Search code examples
pythonpandasnumpyinfluxdbtelegraf

Re-synchronizing timestamps of InfluxDB values


I have several values being put into an InfluxDB under different topics. They are provided via MQTT/JSON and processed by Telegraf. Each JSON record results in a tuple of entries in different series that have slightly different timestamps. The ∆ is typically below 1 millisecond whereas the JSON events are several seconds apart, so detecting should be manageable.

For further analysis it is necessary to re-group the entries so that the tuples are united again. Simply rounding the timestamp would do in most cases, but of course not generally because a boundary may lie just in between such a tuple.

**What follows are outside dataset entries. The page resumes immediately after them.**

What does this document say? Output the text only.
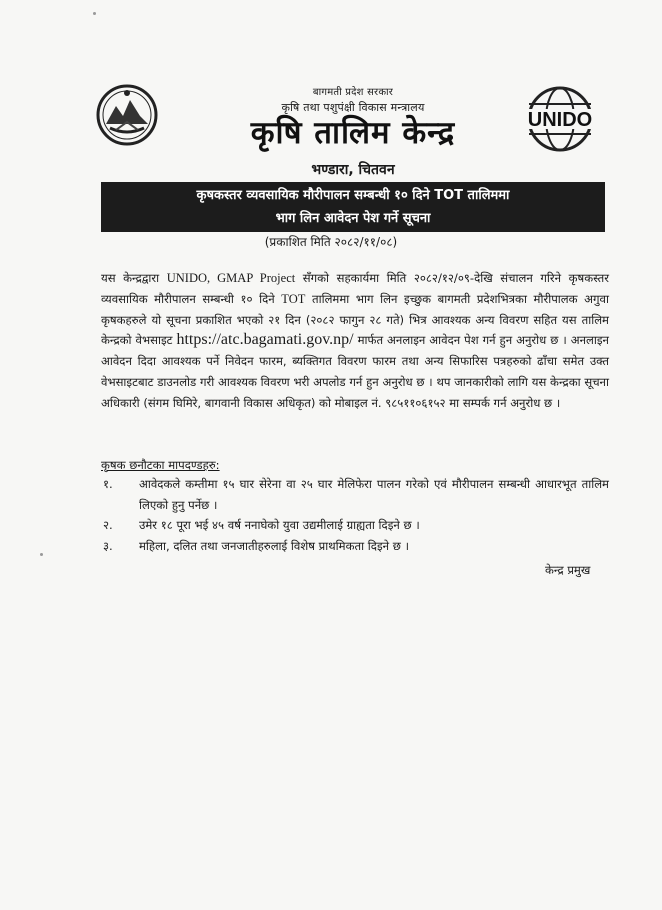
UNIDO
बागमती प्रदेश सरकार
कृषि तथा पशुपंक्षी विकास मन्त्रालय
कृषि तालिम केन्द्र
भण्डारा, चितवन
कृषकस्तर व्यवसायिक मौरीपालन सम्बन्धी १० दिने TOT तालिममा
भाग लिन आवेदन पेश गर्ने सूचना
(प्रकाशित मिति २०८२/११/०८)
यस केन्द्रद्वारा UNIDO, GMAP Project सँगको सहकार्यमा मिति २०८२/१२/०९-देखि संचालन गरिने कृषकस्तर व्यवसायिक मौरीपालन सम्बन्धी १० दिने TOT तालिममा भाग लिन इच्छुक बागमती प्रदेशभित्रका मौरीपालक अगुवा कृषकहरुले यो सूचना प्रकाशित भएको २१ दिन (२०८२ फागुन २८ गते) भित्र आवश्यक अन्य विवरण सहित यस तालिम केन्द्रको वेभसाइट https://atc.bagamati.gov.np/ मार्फत अनलाइन आवेदन पेश गर्न हुन अनुरोध छ । अनलाइन आवेदन दिदा आवश्यक पर्ने निवेदन फारम, ब्यक्तिगत विवरण फारम तथा अन्य सिफारिस पत्रहरुको ढाँचा समेत उक्त वेभसाइटबाट डाउनलोड गरी आवश्यक विवरण भरी अपलोड गर्न हुन अनुरोध छ । थप जानकारीको लागि यस केन्द्रका सूचना अधिकारी (संगम घिमिरे, बागवानी विकास अधिकृत) को मोबाइल नं. ९८५११०६१५२ मा सम्पर्क गर्न अनुरोध छ ।
कृषक छनौटका मापदण्डहरु:
१. आवेदकले कम्तीमा १५ घार सेरेना वा २५ घार मेलिफेरा पालन गरेको एवं मौरीपालन सम्बन्धी आधारभूत तालिम लिएको हुनु पर्नेछ ।
२. उमेर १८ पूरा भई ४५ वर्ष ननाघेको युवा उद्यमीलाई ग्राह्यता दिइने छ ।
३. महिला, दलित तथा जनजातीहरुलाई विशेष प्राथमिकता दिइने छ ।
केन्द्र प्रमुख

Any ideas? I am accessing data via Python, so either an appropriate Influx query or processing in Python will do. Of course I can scan through the data in a loop and decide how to put them together, but I wonder if there is an elegant solution already at hand, maybe using one of the common Python libraries such as NumPy or Pandas. I assume I am not the only person who is faced with this kind of problem.


Solution

  • Ok, I opted for processing my data in Python. This is what I came up with. It can handle arbitrary granularity intervals. It's fast enough for the data volume I am handling; apart from the sort, it's O(n).

    # input is res: dictionary of {timestamp: (topic, value)}
    DELTA = timedelta(seconds=0.5) # granularity; adjust to needs
    t = datetime(dt.MINYEAR, 1, 1, tzinfo=dt.timezone.utc)  # init running tstamp var
    t_group = t # timestamp for sample group
    outlist = [] # output list
    group = None # current sample group
    for key, (topic, val) in sorted(res.items()):
      if (key - t) > DELTA: # new group
        t_group = key
        if group: outlist.append(group) # save previous group to output list
        group = {"time": t_group} # init new group with 1st timestamp
      print(f"{t_group}\t{key}\t{topic} = {val}\t∆={key-t}")
      group[topic] = val # add to group
      t = key
    print(f"\n{len(outlist)} entries extracted.\n")